Terminal Services: It’s not really PFM (Pure F***ing Magic)

I have been frustrated in my Terminal Services environment because every time I seem go get my problems put to bed, they wake up again and meaner than ever. I have approximately 250 TS users with 50 users logged on at any given time. We are running Server 2003 R2 Enterprise and when I initially arrived on the scene we were running two TS machines on a Microsoft Virtual Server platform and a third on a standalone physical machine. They were load-balanced via Microsoft NLB Cluster services and would stop functioning sporadically. The only solution at the time was to tear down the NLB Cluster and rebuild it. Soon thereafter we left the Microsoft virtual environment in lieu of VMWare. We went that route specifically for Site Recovery Manager and the ability to get VM’s restored to our DR facility in fairly short order. So with that I had 3 very beefy servers geared up as ESX 4.0 Hosts. Placed them in my Virtual Center, and installed 2 VERY beefy TS machines (first mistake). I created two 4 core 8 GB servers with 100 GB of storage each. I set up a default Microsoft NLB (second mistake) to load balance both of my TS Servers.

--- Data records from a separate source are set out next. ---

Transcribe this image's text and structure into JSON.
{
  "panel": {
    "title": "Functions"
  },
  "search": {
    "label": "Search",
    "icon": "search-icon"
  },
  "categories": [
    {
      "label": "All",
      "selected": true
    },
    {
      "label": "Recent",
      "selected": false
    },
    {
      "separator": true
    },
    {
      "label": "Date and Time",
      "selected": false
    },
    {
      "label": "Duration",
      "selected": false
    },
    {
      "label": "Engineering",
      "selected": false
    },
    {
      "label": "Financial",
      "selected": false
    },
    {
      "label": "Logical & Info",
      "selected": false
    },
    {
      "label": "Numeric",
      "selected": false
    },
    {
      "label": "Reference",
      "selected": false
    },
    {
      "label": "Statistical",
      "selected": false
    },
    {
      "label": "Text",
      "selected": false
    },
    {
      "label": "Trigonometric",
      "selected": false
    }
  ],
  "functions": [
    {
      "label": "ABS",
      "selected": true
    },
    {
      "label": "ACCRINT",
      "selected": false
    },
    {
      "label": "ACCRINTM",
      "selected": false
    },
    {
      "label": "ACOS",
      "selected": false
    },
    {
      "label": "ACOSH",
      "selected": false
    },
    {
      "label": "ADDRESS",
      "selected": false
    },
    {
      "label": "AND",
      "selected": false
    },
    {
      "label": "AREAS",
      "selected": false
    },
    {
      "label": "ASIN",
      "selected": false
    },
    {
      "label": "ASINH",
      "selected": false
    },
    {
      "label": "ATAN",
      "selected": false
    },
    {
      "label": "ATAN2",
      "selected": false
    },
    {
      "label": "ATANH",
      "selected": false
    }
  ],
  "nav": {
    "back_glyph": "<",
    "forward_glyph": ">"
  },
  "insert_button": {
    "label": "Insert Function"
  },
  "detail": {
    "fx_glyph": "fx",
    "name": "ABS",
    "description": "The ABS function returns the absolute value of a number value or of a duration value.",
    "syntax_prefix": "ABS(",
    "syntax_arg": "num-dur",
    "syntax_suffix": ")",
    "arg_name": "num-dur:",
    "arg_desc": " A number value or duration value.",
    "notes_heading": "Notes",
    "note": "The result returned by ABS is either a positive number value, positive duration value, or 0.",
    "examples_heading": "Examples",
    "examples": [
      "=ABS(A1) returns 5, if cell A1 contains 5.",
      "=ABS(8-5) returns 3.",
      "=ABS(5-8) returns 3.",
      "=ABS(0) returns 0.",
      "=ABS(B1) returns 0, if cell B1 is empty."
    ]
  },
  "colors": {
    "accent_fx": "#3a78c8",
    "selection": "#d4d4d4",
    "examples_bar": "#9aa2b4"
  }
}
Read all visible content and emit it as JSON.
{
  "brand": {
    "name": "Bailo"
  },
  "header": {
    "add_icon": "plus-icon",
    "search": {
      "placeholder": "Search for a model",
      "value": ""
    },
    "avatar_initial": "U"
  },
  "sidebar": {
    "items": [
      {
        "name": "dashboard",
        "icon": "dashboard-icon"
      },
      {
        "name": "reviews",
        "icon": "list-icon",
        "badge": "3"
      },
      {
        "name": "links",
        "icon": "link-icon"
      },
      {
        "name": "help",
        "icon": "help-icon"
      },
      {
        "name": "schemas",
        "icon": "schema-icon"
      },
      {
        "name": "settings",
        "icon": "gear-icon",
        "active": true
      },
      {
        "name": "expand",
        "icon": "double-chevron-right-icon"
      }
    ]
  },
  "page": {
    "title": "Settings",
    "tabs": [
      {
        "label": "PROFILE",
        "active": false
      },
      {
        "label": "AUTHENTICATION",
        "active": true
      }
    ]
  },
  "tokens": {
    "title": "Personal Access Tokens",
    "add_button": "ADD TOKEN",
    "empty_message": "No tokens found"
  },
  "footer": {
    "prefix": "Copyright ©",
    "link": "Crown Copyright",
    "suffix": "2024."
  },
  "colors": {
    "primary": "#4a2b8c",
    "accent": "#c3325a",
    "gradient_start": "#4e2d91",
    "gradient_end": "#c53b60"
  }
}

Well, as some of you may have already experienced, it doesn’t quite work that easily. The symptom was that I could not reach the second server. In fact the second server had issues reaching the network consistently as well. After some research I found out that it was due to the way that the NLB handles mac-addresses and the NLB Cluster IP and the way that VMWare handle RARP flood requests. I am not going to deep dive right now but you can find out more about it here. . The short of it was that I needed to configure the NLB in Multicast Mode. So I did, and that too didn’t work. So I took it to the next level and disabled RARP transmission as outlined here, and all seemed good… for a while. V-Motion was acting up after that, mainly because VMWare did not notify the host that the virtual server moved. This ruined my plans for dynamic VM resource management for the entire vswitch. There had to be a better way

I dug down deeper and really began honing in on the ARP/MAC and Cluster IP issue. I started looking at my Cisco switch for ways to solve my problem. I found it. I needed to create static ARP and MAC entries in my switches directly connected to the VM Host. The following commands worked for me (edited of course)

Config t

arp 10.0.100.10 03bf.0a00.640a ARPA

mac-address-table static 03bf.0a00.640a vlan 1 int Fa0/1 Fa0/15 Fa0/16

wr mem

  • Where 10.0.100.10 is the NLB Cluster IP address
  • 03bf.0a00.640a is the virtual MAC address of the NLB Cluster itself
  • vlan 1 is the vlan that the vswitch the VM is on
  • Fa0/1 Fa0/15 Fa0/16 are the interfaces connecting to the VM Hosts

And I had stability at layer 2/3… but of course that was not good enough.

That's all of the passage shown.